La riforma della dirigenza nel ddl governativo in attuazione dell’art. 11 della legge 7.8.2015, n. 124 (IV parte)
Un ulteriore e complementare focus sugli incarichi di funzioni dirigenziali

di riccardo nobile 
 

Argomento di oggi sono i conferimenti degli incarichi di funzioni dirigenziali. Nell’affrontarlo ci discosteremo dall’approccio fin qui seguíto. Il perché è presto detto: rispetto al nostro ultimo intervento sulle pagine di questaGazzetta è sopraggiunto un fatto nuovo, dalla portata e dagli effetti potenzialmente deflagranti e non pienamente prevedibili: il parere del Consiglio di Stato – Commissione speciale, n. 2113/2016, peraltro solo di recente depositato.
Del referto in oggetto colpiscono due cose: il suo epílogo e il suo pròdromo. Il primo perché si conclude con la formula di rito, dal sapore apparentemente innocente “nei termini esposti è il parere favorevole con condizioni e osservazioni della Commissione speciale”. Il secondo in quanto ciò su cui la sua laconica, ma emblematica conclusione si fonda altro non è che l’evidenziazione di una quantità tale di osservazioni destruenti da lasciare allibiti. Quel che se trae è una cosa sola: lo schema di decreto legislativo delegato sub iudice è scritto con arti improprî a dire poco. Esso abbisogna di tante e tali correzioni e interventi di ortopedia nomothetica da indure a ritenere che meglio farebbe il suo estensore a riscriverlo daccapo, magari profondendo un poco piú di impegno.

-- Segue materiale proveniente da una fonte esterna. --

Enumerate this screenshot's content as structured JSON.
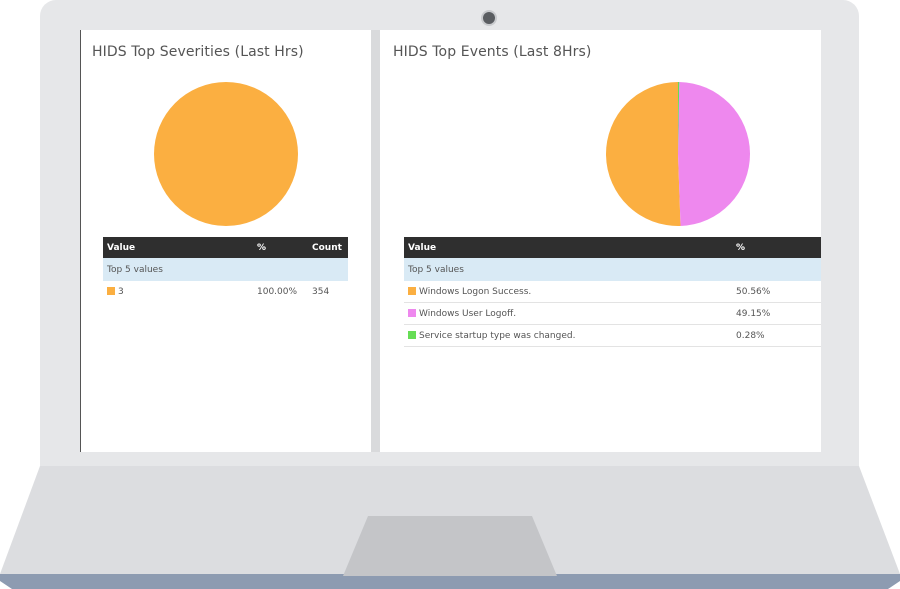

Che ciò non sia campato per aria non è difficile da dimostrare: gli interventi ortopedici attuati dal parere del Consiglio di Stato – Commissione speciale, n. 2113/2016 sono una sostanziale riscrittura del testo licenziato dal legislatore delegato. La qual cosa, peraltro, non compete al massimo organo consultivo dello Stato. Gli ufficî strategici del quale meglio opererebbero ab imis se continuassero a essere frequentati solo e soltanto – e quindi sempre – da magistrati delle giurisdizioni superiori di comprovata esperienza, per i quali soli il principio iura novit curia è principio giuridico di senso compiuto.
Fatte le dovute presentazioni della strategicità che caratterizza il parere espresso dal Consiglio di Stato del complesso e accidentato iter di approvazione dello schema di decreto legislativo delegato in materia di riforma della dirigenza pubblica è ora il momento di analizzare cosa esso prevede in subiecta materia.

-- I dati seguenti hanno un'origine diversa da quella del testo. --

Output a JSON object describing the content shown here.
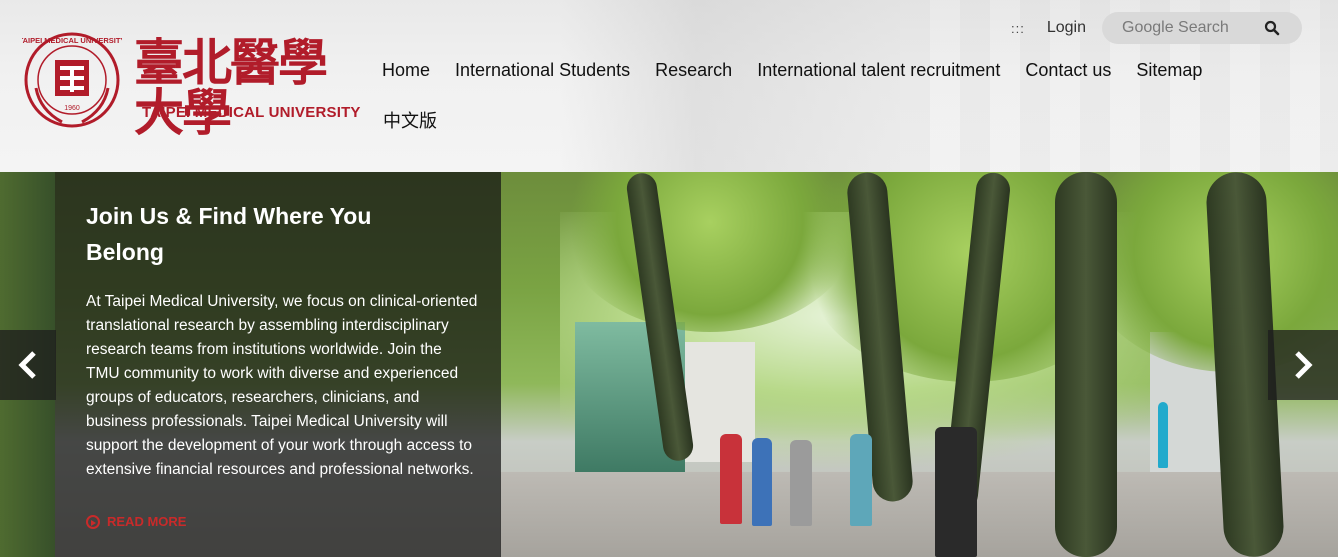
{
  "header": {
    "logo": {
      "name_cn": "臺北醫學大學",
      "name_en": "TAIPEI MEDICAL UNIVERSITY",
      "seal_text": "TAIPEI MEDICAL UNIVERSITY",
      "seal_year": "1960"
    },
    "topbar": {
      "accesskey": ":::",
      "login_label": "Login",
      "search_placeholder": "Google Search"
    },
    "nav": {
      "items": [
        {
          "label": "Home"
        },
        {
          "label": "International Students"
        },
        {
          "label": "Research"
        },
        {
          "label": "International talent recruitment"
        },
        {
          "label": "Contact us"
        },
        {
          "label": "Sitemap"
        }
      ],
      "chinese_version": "中文版"
    },
    "brand_color": "#b11c2a"
  },
  "hero": {
    "title": "Join Us & Find Where You Belong",
    "body": "At Taipei Medical University, we focus on clinical-oriented translational research by assembling interdisciplinary research teams from institutions worldwide. Join the TMU community to work with diverse and experienced groups of educators, researchers, clinicians, and business professionals. Taipei Medical University will support the development of your work through access to extensive financial resources and professional networks.",
    "read_more_label": "READ MORE",
    "read_more_color": "#c92a2a",
    "prev_icon": "chevron-left-icon",
    "next_icon": "chevron-right-icon"
  }
}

Di incarichi di funzioni dirigenziali si occupa l’art. 19-bis in pectore da inserire [se la riforma andrà in porto] dopo l’art. 19 del d.lgs. 30 marzo 2001, n. 165. L’innesto legislativo è previsto dall’art. 4, peraltro privo di articolazione interna per quel che qui ci riguarda, dello schema di decreto legislativo delegato. Sul relativo testo, le osservazioni, non sempre indulgenti, del Consiglio di Stato sono contenute nel § 11 del relativo referto prodotto.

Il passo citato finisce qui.